Domenico D'Antonio è il papà di un bambino disabile che deve frequentare la seconda media all'istituto Leopardi di Catania. «Oggi mi ha chiesto: perché i miei fratelli vanno a scuola e io no?». Attraverso una lettera ha invitato il premier Renzi e il sindaco Bianco a spiegarglielo. Mancano, infatti, gli assistenti igienico-sanitari. «Come gli anni scorsi, il Comune ritarda la nomina e se ne parlerà a Natale. Mi accamperò in strada per far valere il diritto di mio figlio»
«Inizia la scuola, non per mio figlio disabile» Il Comune non pensa all’assistenza sanitaria
«Oggi mio figlio mi ha chiesto: perché i miei fratelli vanno a scuola e io no?». Per Domenico D’Antonio è stato difficile rispondere. La prima campanella dell’anno non suona infatti per tutti. Salvo (nome di fantasia) deve frequentare la seconda media della scuola Leopardi di Catania, ma è disabile dalla nascita. Avrebbe diritto all’insegnante di sostegno e all’assistenza igienico sanitaria. La prima, a carico del ministero, c’è. Alla seconda dovrebbe pensare il Comune, ma non è stata ancora nominata. «L’anno scorso è arrivata a novembre, quest’anno non hanno ancora approvato il bilancio, poi dovranno dare l’incarico a una cooperativa contro cui, puntualmente, le ditte perdenti faranno ricorso bloccando tutto – spiega D’Antonio – Temo che prima di Natale la situazione non si sbloccherà e mio figlio salterà tre mesi di lezioni. Eppure andare a scuola è un suo diritto e per me, genitore, è un dovere mandarglielo. A questo punto sono pronto ad autodenunciarmi e ad accamparmi con una tenda davanti all’istituto».

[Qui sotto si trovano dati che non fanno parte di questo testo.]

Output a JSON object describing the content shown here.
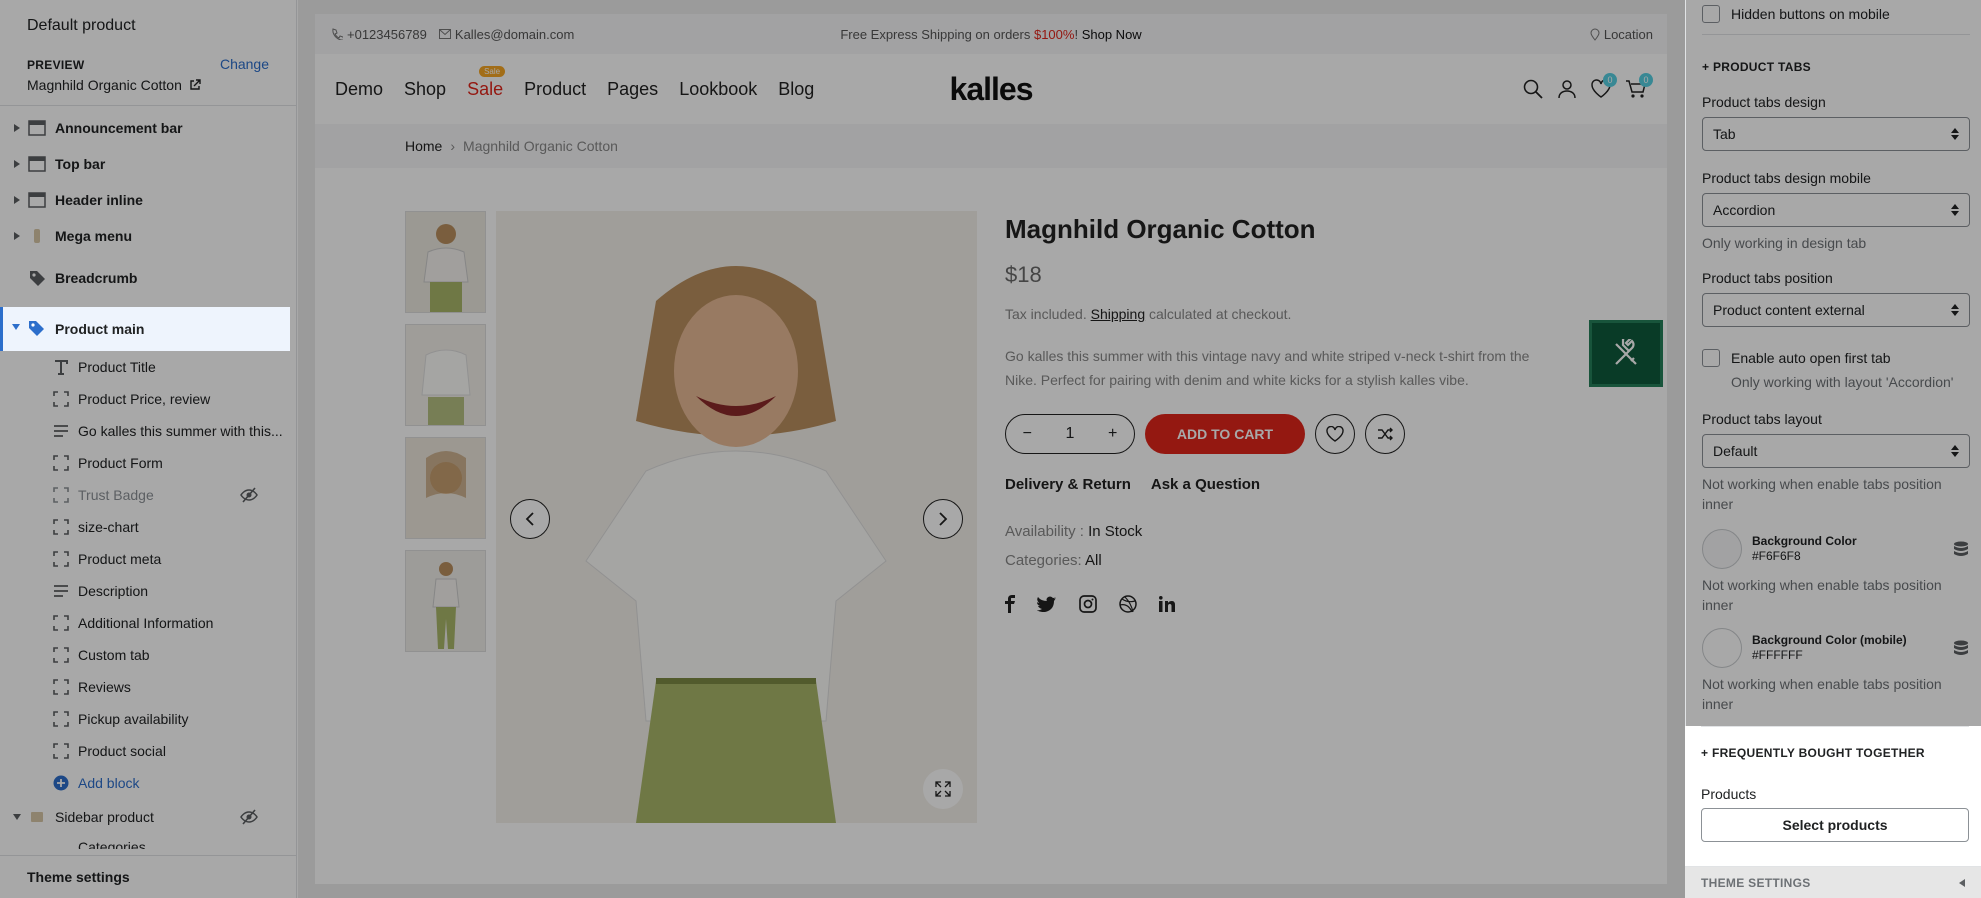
{
  "sidebar": {
    "title": "Default product",
    "preview_label": "PREVIEW",
    "change_label": "Change",
    "preview_product": "Magnhild Organic Cotton",
    "sections": [
      {
        "label": "Announcement bar",
        "icon": "layout-icon"
      },
      {
        "label": "Top bar",
        "icon": "layout-icon"
      },
      {
        "label": "Header inline",
        "icon": "layout-icon"
      },
      {
        "label": "Mega menu",
        "icon": "mega-menu-icon"
      },
      {
        "label": "Breadcrumb",
        "icon": "tag-icon"
      },
      {
        "label": "Product main",
        "icon": "tag-icon"
      }
    ],
    "blocks": [
      {
        "label": "Product Title",
        "icon": "text-icon"
      },
      {
        "label": "Product Price, review",
        "icon": "block-icon"
      },
      {
        "label": "Go kalles this summer with this...",
        "icon": "paragraph-icon"
      },
      {
        "label": "Product Form",
        "icon": "block-icon"
      },
      {
        "label": "Trust Badge",
        "icon": "block-icon",
        "hidden": true
      },
      {
        "label": "size-chart",
        "icon": "block-icon"
      },
      {
        "label": "Product meta",
        "icon": "block-icon"
      },
      {
        "label": "Description",
        "icon": "paragraph-icon"
      },
      {
        "label": "Additional Information",
        "icon": "block-icon"
      },
      {
        "label": "Custom tab",
        "icon": "block-icon"
      },
      {
        "label": "Reviews",
        "icon": "block-icon"
      },
      {
        "label": "Pickup availability",
        "icon": "block-icon"
      },
      {
        "label": "Product social",
        "icon": "block-icon"
      }
    ],
    "add_block": "Add block",
    "sidebar_product": "Sidebar product",
    "categories_partial": "Categories",
    "footer": "Theme settings"
  },
  "store": {
    "phone": "+0123456789",
    "email": "Kalles@domain.com",
    "promo_prefix": "Free Express Shipping on orders ",
    "promo_highlight": "$100%",
    "promo_sep": "!",
    "promo_link": "Shop Now",
    "location": "Location",
    "nav": [
      "Demo",
      "Shop",
      "Sale",
      "Product",
      "Pages",
      "Lookbook",
      "Blog"
    ],
    "sale_badge": "Sale",
    "logo": "kalles",
    "wishlist_count": "0",
    "cart_count": "0",
    "breadcrumb_home": "Home",
    "breadcrumb_sep": "›",
    "breadcrumb_current": "Magnhild Organic Cotton",
    "product": {
      "title": "Magnhild Organic Cotton",
      "price": "$18",
      "tax_prefix": "Tax included. ",
      "tax_link": "Shipping",
      "tax_suffix": " calculated at checkout.",
      "description": "Go kalles this summer with this vintage navy and white striped v-neck t-shirt from the Nike. Perfect for pairing with denim and white kicks for a stylish kalles vibe.",
      "qty": "1",
      "add_to_cart": "ADD TO CART",
      "delivery": "Delivery & Return",
      "ask": "Ask a Question",
      "availability_label": "Availability : ",
      "availability_value": "In Stock",
      "categories_label": "Categories: ",
      "categories_value": "All"
    }
  },
  "settings": {
    "hidden_buttons": "Hidden buttons on mobile",
    "product_tabs_header": "+ PRODUCT TABS",
    "tabs_design_label": "Product tabs design",
    "tabs_design_value": "Tab",
    "tabs_design_mobile_label": "Product tabs design mobile",
    "tabs_design_mobile_value": "Accordion",
    "tabs_design_mobile_help": "Only working in design tab",
    "tabs_position_label": "Product tabs position",
    "tabs_position_value": "Product content external",
    "auto_open_label": "Enable auto open first tab",
    "auto_open_help": "Only working with layout 'Accordion'",
    "tabs_layout_label": "Product tabs layout",
    "tabs_layout_value": "Default",
    "tabs_layout_help": "Not working when enable tabs position inner",
    "bg_color_label": "Background Color",
    "bg_color_value": "#F6F6F8",
    "bg_color_help": "Not working when enable tabs position inner",
    "bg_color_mobile_label": "Background Color (mobile)",
    "bg_color_mobile_value": "#FFFFFF",
    "bg_color_mobile_help": "Not working when enable tabs position inner",
    "fbt_header": "+ FREQUENTLY BOUGHT TOGETHER",
    "products_label": "Products",
    "select_products": "Select products",
    "theme_settings": "THEME SETTINGS"
  },
  "colors": {
    "accent": "#2c6ecb",
    "sale": "#e1251b",
    "tools_green": "#0f5a3c"
  }
}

Per sollevare l’attenzione su questa situazione, comune a decine di bambini disabili che frequentano le scuole catanesi, D’Antonio ha scritto una lettera al presidente del consiglio Matteo Renzi, che oggi inaugura l’anno scolastico alla scuola padre Pino Puglisi di Brancaccio, al ministero dell’Istruzione Stefania Giannini e al sindaco Enzo Bianco. «Mi chiedo cosa dovrò dire a mio figlio quando i suoi fratelli, con lo zaino in spalla, andranno e lui rimarrà a casa – si legge nella missiva – Continuo a chiedermi se questa è la società che vogliamo costruire, anche attraverso la scuola. Una società “che non tiene il passo dello zoppo e del cieco, dell’orfano e della vedova, dell’anziano e della partoriente, non è una società, ma una accozzaglia di persone”, dice don Oreste Benzi. Questo il nostro sindaco e il nostro presidente del consiglio lo sanno? Li invito entrambi alla scuola Leopardi di Catania, prendiamoci un gelato insieme, offro io. Poi spiegheranno loro a lui perché non può andare a scuola».
La battaglia di D’Antonio – sostenuta dalla fondazione socioassistenziale Ebbene – va oltre la sua situazione personale. Tende una mano a tutti i papà e alle mamme che si trovano ad affrontare le stesse difficoltà. «A me non importa che Bianco, di fronte a una mia azione eclatante, soddisfi la mia richiesta. Sono tutti i bambini disabili catanesi che hanno diritto all’assistenza». La figura mancante è quella che si occupa di garantire la pulizia personale dei minori, di accompagnarli nei servizi igienici, di cambiarli. «Potrei mandarlo a scuola, ma dovrei rimanere nei paraggi perché da un momento all’altro possono chiamarmi per andare a cambiare il pannolino. Io però lavoro alle Ferrovie e mia moglie, casalinga, deve pensare anche agli altre tre bambini».
La normativa prevede che, nei casi di emergenza, l’istituto scolastico disponga di un collaboratore scolastico abilitato, con una competenza specifica, frutto di un corso di formazione. «Fino a due anni fa, la scuola Leopardi disponeva di questa figura, ma da quando è andata in pensione non è stata sostituita», spiega D’Antonio. «Mio figlio vorrà andare a scuola a riabbracciare i sui compagni e i sui splendidi insegnanti, con cui ha costruito relazioni umane ed educative stupende. Ma per lui, e per gli altri ragazzi come lui, non c’è posto», scrive nella lettera.
D’Antonio è pronto a intraprendere una causa legale contro il Comune. «E’ un calvario ormai noto che va avanti ormai da troppi anni – conclude – Farò di tutto per far rispettare i diritti di mio figlio, anche accamparmi davanti alla scuola».